Eğer öyleyse, vah Fransız devletinin haline!.. Daha olay televizyon ekranlarına düştüğü an, biraz seyrettikten sonra, şu tweeti attım:

-Bu defa olay çok büyük, bakalım BOP bölgesinden acısı nasıl çıkacak!..

Sonra görüntüleri izledikçe ve düşündükçe, yaşanan facianın sonuçlarının getireceği “dehşet zamanlarının” farkına vardım ve açıkçası ürktüm... Olay tek değil, çok boyutluydu:

-Bir taşla bir çok kuş vurulmuştu!..


Vurulan kuşların bilançosu!..

İlk elde olabileceklerin, yani “dehşet zamanlarının” bilançosu şöyle:

-Öncelikle, Avrupa’nın tir tir titrediği, mülteci sorunu bir daha açılmamacasına tozlu raflardaki yerini aldı!. Saldırının hemen öncesinde bir Fransız dergisinde, hangi ülkenin kaç  mülteci alacağına dair bir harita yayınlanmıştı. Avrupa’daki ülkelerin, ancak binlerle ifade edilen mülteci kabul haritası da böylelikle tarihe karıştı!. Örneğin, sağcı-milliyetçi partinin kısa bir süre önce iktidara geldiği Polonya, asla mülteci almayacağını açıkladı bile!.. Dostlar alışverişte görsün misali, seçerek alınan “üç-beş” mülteci görürseniz sakın gülmeyin!.. Türkiye’nin, Avrupa karşısında alacağı “vize kolaylığı”, “AB görüşmelerinde fasıl açılması” gibi olanaklar da fena halde zora girdi!..

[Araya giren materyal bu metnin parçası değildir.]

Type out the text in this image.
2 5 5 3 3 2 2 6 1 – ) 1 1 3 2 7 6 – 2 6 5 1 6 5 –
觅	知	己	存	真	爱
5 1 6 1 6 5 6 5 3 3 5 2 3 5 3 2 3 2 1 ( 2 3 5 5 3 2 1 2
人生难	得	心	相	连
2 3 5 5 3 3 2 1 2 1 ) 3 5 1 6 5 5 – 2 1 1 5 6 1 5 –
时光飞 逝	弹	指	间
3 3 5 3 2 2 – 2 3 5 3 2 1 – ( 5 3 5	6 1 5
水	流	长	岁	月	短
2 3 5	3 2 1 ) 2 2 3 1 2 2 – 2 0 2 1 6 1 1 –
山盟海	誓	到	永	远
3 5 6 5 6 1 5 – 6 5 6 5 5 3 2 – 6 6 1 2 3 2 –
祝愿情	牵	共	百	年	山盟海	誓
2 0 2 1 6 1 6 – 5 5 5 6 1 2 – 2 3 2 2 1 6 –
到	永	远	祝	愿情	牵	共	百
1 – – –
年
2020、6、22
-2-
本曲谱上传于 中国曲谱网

-Daha da vahimi; Avrupa’da yaşayan Müslümanlar ve tabii Türkler üzerinde artacak ırkçı baskıyı tahayyül dahi edemiyorum. Başta Fransa ve Almanya ve İngiltere olmak üzere, çıkarılacak “faşist” içerikli yasaları ise düşünmek bile istemiyorum... Neresinden baksanız, 10 milyon insan Avrupa'da “istenmeyen” statüsüne kolaylıkla geçirilebilir!..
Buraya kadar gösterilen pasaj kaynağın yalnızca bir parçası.